Австрия, которая всегда и во всем отставала, на этот раз своей медлительностью превзошла самое себя. Несмотря на то, что у императора Рудольфа были постоянные сношения с Москвой, он долго хранил молчание. Затем он ответил парафразой из письма Бориса и лишь в заключение добавлял, что он сделает запрос польскому королю. Нельзя сказать, чтобы император слишком торопился помочь Годунову.
В Ватикане дела обстояли еще хуже. По просьбе Годунова, Рудольф отправил к папе письмо с гонцом. Но когда императорский посланец прибыл в Рим, папский престол был уже вакантен. Преемник Климента VIII, Лев XI, только что скончался, пробыв папой не более месяца. Согласно обычаю, письмо было вручено конклаву кардиналов. Они же не могли ни сами предпринять что-либо, ни предвосхитить решения будущего папы. Европа, в лице других своих главных представителей, оставляла Годунова на произвол судьбы.
Неудачное посольство Огарева породило среди историков странные недоразумения. Некоторые из них старались доказать, что мнение московского правительства о Дмитрии в 1605 г. было уже иным, чем в 1604-м. Имя Гришки Отрепьева было случайно произнесено в минуту первой тревоги. Когда несколько собрались с мыслями и все разузнали, ошибка, будто бы, была исправлена, но не вполне и не повсюду: в Москве и в других местах продолжали придерживаться первого имени. Только в Польше заменяют его другим, настоящим. Даже в Варшаве Огарев делает эту поправку только на словах, так как в данных ему наказах царевич все еще отождествляется с Гришкой Отрепьевым. Эта неожиданная перемена никого не удивляет. Сейм остается невозмутимым. Годунова никто не обвиняет в увертливости.
В этом странном явлении можно разобраться при помощи довольно сложных приемов. Разбираясь в нем, приходится примирять между собой противоречивые тексты. Таким образом можно вырвать у них тайну,, которую они скрывают. Миссия Огарева была предметом многих донесений. Все эти донесения не расходятся относительно личности Дмитрия; каждое приписывает ему иное происхождение. Депеша Рангони от 12 февраля называет его «разбойником, арианином, колдуном, вероотступником и сыном сапожника». Два датчанина, хотя и находятся сами в Варшаве, передают с чужих слов, что Дмитрий был слугой у архимандрита и сыном писца. Синдик Ганс Кекербарт прибавляет на полях своего рапорта, что Дмитрий — сын мужика. Наконец, как бы для того, чтобы совсем сбить с толку будущих историков, анонимный компилятор посылает в Данциг еще более удивительные сведения: по его словам, Дмитрий — сын писца, служившего у архимандрита; имя его Дмитрий Rheorowicz[18]. Несмотря на столь вопиющие разногласия, все свидетели ссылаются на Огарева. Он один отвечает за всех.

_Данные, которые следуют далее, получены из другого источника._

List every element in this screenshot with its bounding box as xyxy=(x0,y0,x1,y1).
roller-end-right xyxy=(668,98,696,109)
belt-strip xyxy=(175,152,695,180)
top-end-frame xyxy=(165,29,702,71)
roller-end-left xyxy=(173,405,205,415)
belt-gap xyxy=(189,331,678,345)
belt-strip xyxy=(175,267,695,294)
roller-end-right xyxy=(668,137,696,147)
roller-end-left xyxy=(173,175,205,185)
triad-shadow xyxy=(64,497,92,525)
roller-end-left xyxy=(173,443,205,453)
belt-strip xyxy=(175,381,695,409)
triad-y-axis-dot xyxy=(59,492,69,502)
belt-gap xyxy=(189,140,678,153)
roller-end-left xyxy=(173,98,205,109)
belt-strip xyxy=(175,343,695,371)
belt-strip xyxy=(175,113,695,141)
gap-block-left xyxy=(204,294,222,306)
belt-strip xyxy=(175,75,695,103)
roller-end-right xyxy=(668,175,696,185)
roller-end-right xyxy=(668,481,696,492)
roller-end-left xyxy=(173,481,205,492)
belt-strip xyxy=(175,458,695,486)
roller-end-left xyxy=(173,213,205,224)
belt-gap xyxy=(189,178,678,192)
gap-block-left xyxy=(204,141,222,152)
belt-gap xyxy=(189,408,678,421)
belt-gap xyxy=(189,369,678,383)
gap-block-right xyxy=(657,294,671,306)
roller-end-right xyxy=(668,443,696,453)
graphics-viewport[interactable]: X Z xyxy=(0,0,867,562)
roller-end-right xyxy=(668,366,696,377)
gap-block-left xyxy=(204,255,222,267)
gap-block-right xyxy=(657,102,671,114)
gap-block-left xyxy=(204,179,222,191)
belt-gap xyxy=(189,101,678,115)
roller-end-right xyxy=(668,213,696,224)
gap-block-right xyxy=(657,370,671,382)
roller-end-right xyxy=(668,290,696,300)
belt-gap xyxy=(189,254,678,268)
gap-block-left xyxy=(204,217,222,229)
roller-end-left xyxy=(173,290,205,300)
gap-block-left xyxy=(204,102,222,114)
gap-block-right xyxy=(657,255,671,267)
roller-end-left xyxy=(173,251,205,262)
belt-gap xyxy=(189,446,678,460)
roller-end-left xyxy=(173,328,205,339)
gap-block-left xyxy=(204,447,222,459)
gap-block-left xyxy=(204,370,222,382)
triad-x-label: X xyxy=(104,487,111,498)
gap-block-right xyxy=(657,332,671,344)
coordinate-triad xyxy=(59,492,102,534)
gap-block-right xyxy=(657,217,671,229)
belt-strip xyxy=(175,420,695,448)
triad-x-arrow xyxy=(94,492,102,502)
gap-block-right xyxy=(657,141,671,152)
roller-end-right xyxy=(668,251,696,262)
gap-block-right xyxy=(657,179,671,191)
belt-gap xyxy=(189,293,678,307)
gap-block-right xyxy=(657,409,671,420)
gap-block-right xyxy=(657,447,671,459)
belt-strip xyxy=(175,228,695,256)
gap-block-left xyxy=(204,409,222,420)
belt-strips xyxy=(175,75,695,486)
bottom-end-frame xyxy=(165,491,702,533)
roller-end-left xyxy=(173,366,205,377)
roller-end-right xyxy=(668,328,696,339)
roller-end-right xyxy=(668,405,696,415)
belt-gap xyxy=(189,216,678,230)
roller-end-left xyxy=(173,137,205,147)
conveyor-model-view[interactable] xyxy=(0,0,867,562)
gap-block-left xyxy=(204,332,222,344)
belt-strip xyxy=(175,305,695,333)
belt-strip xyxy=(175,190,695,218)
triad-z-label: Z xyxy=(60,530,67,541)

Это разногласие не вполне необъяснимо. Огарев и Сапега говорили по-русски. А рапорты писали иностранцы — итальянцы, датчане, немцы. Вот почему нельзя вполне доверять их передаче.
Затем московская тактика могла быть пущена в ход и в Варшаве. Даже в официальных грамотах Кремль обрушивал на голову Дмитрия самые ужасные обвинения, не слишком заботясь об их правдоподобии. Так, патриарх Иов называл «царевича» одновременно пособником жидов, латинян и лютеран, словом, кого только угодно. Огарев усвоил ту же манеру, говорил много и не скупился на эпитеты. Его слушатели схватывали и запоминали то слово, которое наиболее их поразило. Отсюда могло возникнуть множество вариантов. Конечно, это — гипотеза, которую можно принять или отвергнуть, но не надо возлагать на Годунова ответственности за других. Письмо, представленное Огаревым сейму, отождествляет царевича Дмитрия с Гришкой Отрепьевым. Однако чтобы поверить опровержениям Бориса, мало сослаться на противоречивые свидетельства нескольких иностранцев.

Примечания

[1] Второй сын Василия был слабоумен, о нем мы не будем упоминать, так как он не играл в истории никакой роли.
[2] Этот сын, носивший имя Дмитрия, утонул в том же году в Белоозере. Его имя было дано затем сыну, о котором — ниже.
[3] Здесь приходится коснуться чрезвычайно темного сообщения летописи. Несомненно, против Бориса был составлен заговор; однако был ли развод его поводом — сказать трудно.
[4] С этого места до конца главы все даты соответствуют старому календарю. В XVIII веке он отставал на 10 дней от Григорианского.
[5] Четверо детей, игравших с Дмитрием и бывших очевидцами происшествия, не упомянули о Василисе, перечисляя женщин, присутствовавших на дворе. Это умолчание решительно необъяснимо.
[6] Этот рассказ Дмитрия послужил основой для всех других версий, передающих историю спасения царевича в Угличе. Таким образом, рядом с показаниями самого Дмитрия эти редакции не имеют самостоятельной ценности.
[7] Православный священник послужил лишь посредником между Дмитрием и Вишневецким. Отсюда все позднейшие легенды.
[8] По-видимому, ливонец — одно лицо с польским Пиотровским и русским Петрушей. Рангони не сообщает его имени.
[9] Лучший портрет Марины найден в замке Вишневец, он находится в Московском Историческом музее.
[10] Анзеринус — латинизированное имя Ginsior или Gonsiorek.
[11] Писем Зебжидовского нет, мы узнаем его мнение из депеш Рангони.
[12] Церковь св. Варвары состояла при старинной иезуитской обители. Мы воспроизводим отречение Дмитрия по рассказам Рангони и Велевицкого, ссылаясь на упомянутые депеши и др. документы.
[13] Дело шло о браке с эрцгерцогом Максимилианом. Борис желал, чтобы это было скрыто от папы, Испании и Польши.
[14] Эти подробности заимствованы из послания патриарха Иова.
[15] По-видимому, Мнишек участвовал в сейме только к концу его сессии.
[16] Посланец Дмитрия был задержан на границе до окончания сейма.
[17] В том же 1605 г. Бунаков был послан в Краков, а Пальчиков — в Киев.
[18] Дмитрий Реорович очень подозрительное имя. Одно и то же лицо носило имя Дмитрия, Григория или Гришки. Вероятно, анонимный компилятор соединил два имени в одно. Также допустимо, что Реорович не что иное, как искажение Григория.